For a few seconds I couldn’t produce any human sound. I gazed at this freak, feeling frightened and amazed, until the woman flicked her cigarette into the road and said in a rather ironic tone: ‘And here he is.’

The man came up to us and took off his helmet.

I don’t think I had ever seen a Person with such a saturnine look before. He was of average build, with a wide forehead and bushy eyebrows. He stooped slightly and stood with his feet pointing inwards. I couldn’t help thinking he was inured to debauchery, and that throughout his life he had been led by one thing – the consistent gratification of his own desires, at any cost. This was the richest man in the neighbourhood.

I sensed that he was pleased to be seen by someone other than his wife. He was proud of himself. He greeted me with a wave of the hand, but instantly ignored my existence. He put the helmet and the bizarre spectacles on again and gazed in the direction of the border. At once I understood everything and felt a surge of Anger.

‘Let’s get going,’ said his wife impatiently, as if to a child. Perhaps she could sense the waves of Anger emanating from me.

For a while he pretended not to hear, but then he went up to the car, removed all the tackle from his head, and set aside the shotgun.

‘What are you doing here?’ I asked him, for nothing else occurred to me.

‘What about you?’ he said, without looking at me.

His wife was putting on her sandal and settling in the driver’s seat.

‘I live here,’ I replied coldly.

‘Ah, you’re the lady with those two dogs… We’ve told you before to keep them close to the house.’

‘They’re on private land…’ I began, but he interrupted me. The whites of his eyes gleamed ominously in his blackened face.

‘For us there’s no such thing as private land, madam.’


That was two years ago, when I was still finding things easier. I had forgotten about this encounter with Innerd. What did he matter? But later on, a fast-moving planet had suddenly crossed an invisible point and a change had occurred, one of the kind we’re not aware of down here. Perhaps tiny signs reveal this sort of cosmic event to us, but we don’t notice them either – someone has stepped on a twig lying on the path, a bottle of beer has cracked in the freezer when someone forgot to remove it in time, or two red fruits have fallen from a wild rose bush. How could we possibly understand it all?

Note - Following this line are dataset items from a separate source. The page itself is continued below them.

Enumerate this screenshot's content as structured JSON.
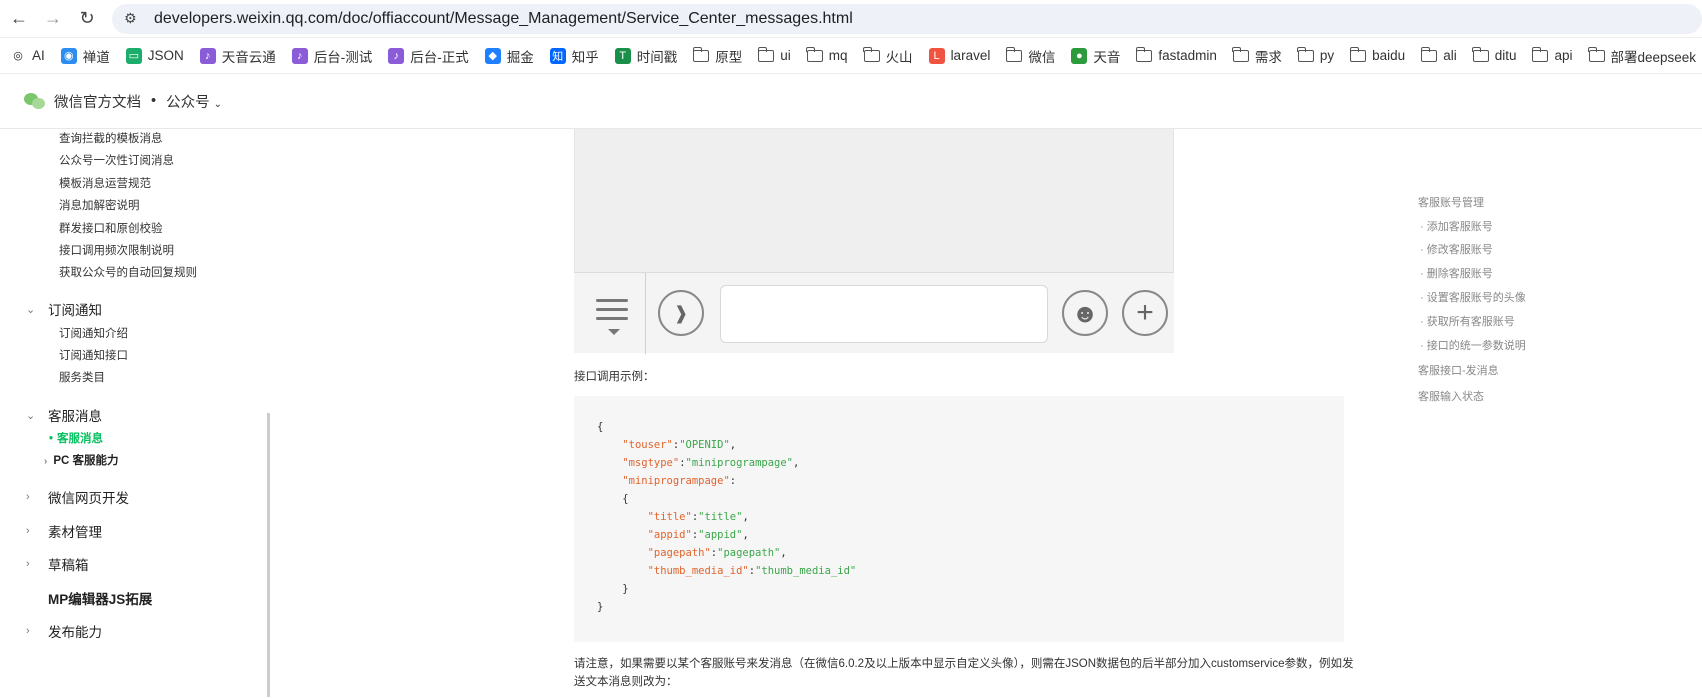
{
  "browser": {
    "url": "developers.weixin.qq.com/doc/offiaccount/Message_Management/Service_Center_messages.html",
    "bookmarks": [
      "AI",
      "禅道",
      "JSON",
      "天音云通",
      "后台-测试",
      "后台-正式",
      "掘金",
      "知乎",
      "时间戳",
      "原型",
      "ui",
      "mq",
      "火山",
      "laravel",
      "微信",
      "天音",
      "fastadmin",
      "需求",
      "py",
      "baidu",
      "ali",
      "ditu",
      "api",
      "部署deepseek"
    ]
  },
  "site": {
    "title": "微信官方文档",
    "section": "公众号"
  },
  "sidebar": {
    "template_items": [
      "查询拦截的模板消息",
      "公众号一次性订阅消息",
      "模板消息运营规范",
      "消息加解密说明",
      "群发接口和原创校验",
      "接口调用频次限制说明",
      "获取公众号的自动回复规则"
    ],
    "subscribe_title": "订阅通知",
    "subscribe_items": [
      "订阅通知介绍",
      "订阅通知接口",
      "服务类目"
    ],
    "kefu_title": "客服消息",
    "kefu_active": "客服消息",
    "kefu_pc": "PC 客服能力",
    "sections": [
      "微信网页开发",
      "素材管理",
      "草稿箱",
      "MP编辑器JS拓展",
      "发布能力"
    ]
  },
  "content": {
    "example_label": "接口调用示例：",
    "code_lines": [
      {
        "indent": 0,
        "text": "{"
      },
      {
        "indent": 1,
        "key": "\"touser\"",
        "val": "\"OPENID\"",
        "tail": ","
      },
      {
        "indent": 1,
        "key": "\"msgtype\"",
        "val": "\"miniprogrampage\"",
        "tail": ","
      },
      {
        "indent": 1,
        "key": "\"miniprogrampage\"",
        "val": "",
        "tail": ":"
      },
      {
        "indent": 1,
        "text": "{"
      },
      {
        "indent": 2,
        "key": "\"title\"",
        "val": "\"title\"",
        "tail": ","
      },
      {
        "indent": 2,
        "key": "\"appid\"",
        "val": "\"appid\"",
        "tail": ","
      },
      {
        "indent": 2,
        "key": "\"pagepath\"",
        "val": "\"pagepath\"",
        "tail": ","
      },
      {
        "indent": 2,
        "key": "\"thumb_media_id\"",
        "val": "\"thumb_media_id\"",
        "tail": ""
      },
      {
        "indent": 1,
        "text": "}"
      },
      {
        "indent": 0,
        "text": "}"
      }
    ],
    "note": "请注意，如果需要以某个客服账号来发消息（在微信6.0.2及以上版本中显示自定义头像），则需在JSON数据包的后半部分加入customservice参数，例如发送文本消息则改为："
  },
  "toc": {
    "items": [
      {
        "text": "客服账号管理",
        "child": false
      },
      {
        "text": "· 添加客服账号",
        "child": true
      },
      {
        "text": "· 修改客服账号",
        "child": true
      },
      {
        "text": "· 删除客服账号",
        "child": true
      },
      {
        "text": "· 设置客服账号的头像",
        "child": true
      },
      {
        "text": "· 获取所有客服账号",
        "child": true
      },
      {
        "text": "· 接口的统一参数说明",
        "child": true
      },
      {
        "text": "客服接口-发消息",
        "child": false
      },
      {
        "text": "客服输入状态",
        "child": false
      }
    ]
  },
  "colors": {
    "accent": "#07c160",
    "code_key": "#e0632d",
    "code_string": "#3aa64a"
  }
}
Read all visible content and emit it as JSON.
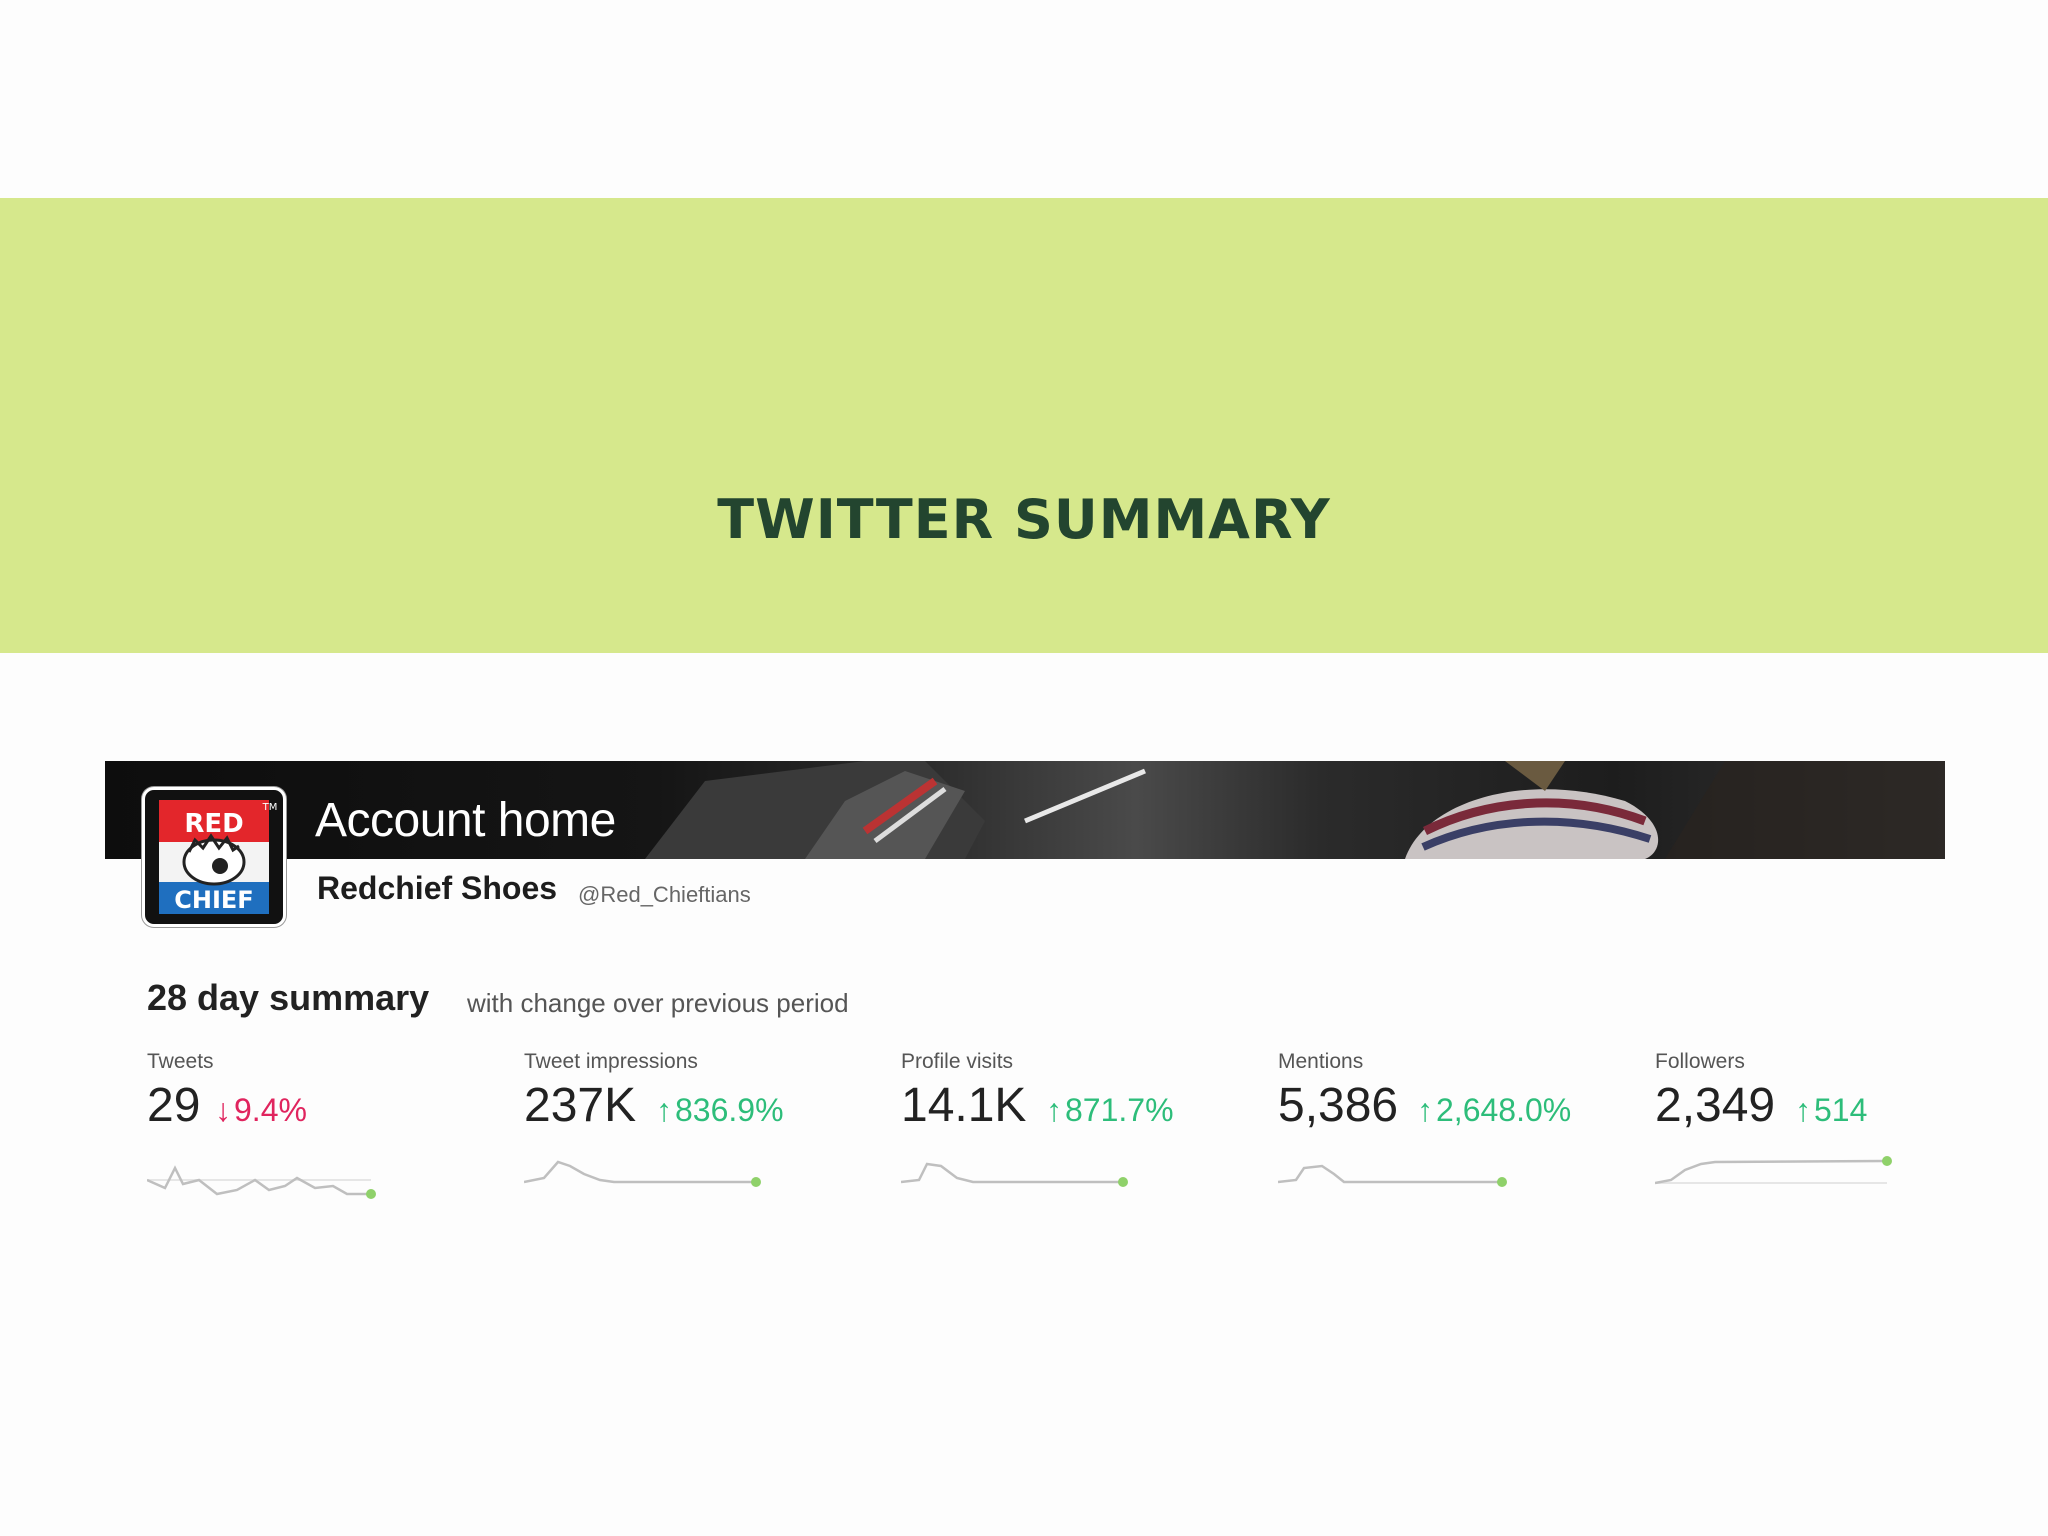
{
  "slide": {
    "title": "TWITTER SUMMARY"
  },
  "account": {
    "header": "Account home",
    "name": "Redchief Shoes",
    "handle": "@Red_Chieftians",
    "logo_text_top": "RED",
    "logo_text_bottom": "CHIEF",
    "logo_tm": "TM"
  },
  "summary": {
    "title": "28 day summary",
    "subtitle": "with change over previous period",
    "stats": [
      {
        "label": "Tweets",
        "value": "29",
        "change": "9.4%",
        "direction": "down"
      },
      {
        "label": "Tweet impressions",
        "value": "237K",
        "change": "836.9%",
        "direction": "up"
      },
      {
        "label": "Profile visits",
        "value": "14.1K",
        "change": "871.7%",
        "direction": "up"
      },
      {
        "label": "Mentions",
        "value": "5,386",
        "change": "2,648.0%",
        "direction": "up"
      },
      {
        "label": "Followers",
        "value": "2,349",
        "change": "514",
        "direction": "up"
      }
    ]
  },
  "colors": {
    "banner": "#d6e88c",
    "title": "#23452f",
    "up": "#2dbd7a",
    "down": "#e0245e",
    "spark_line": "#bfbfbf",
    "spark_dot": "#8fd16a"
  }
}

It’s clear that the largest things are contained in the smallest. There can be no doubt about it. At this very moment, as I write, there’s a planetary configuration on this table, the entire Cosmos, if you like: a thermometer, a coin, an aluminium spoon and a porcelain cup. A key, a mobile phone, a piece of paper and a pen. And one of my grey hairs, whose atoms preserve the memory of the origins of life, of the cosmic Catastrophe that gave the world its beginning.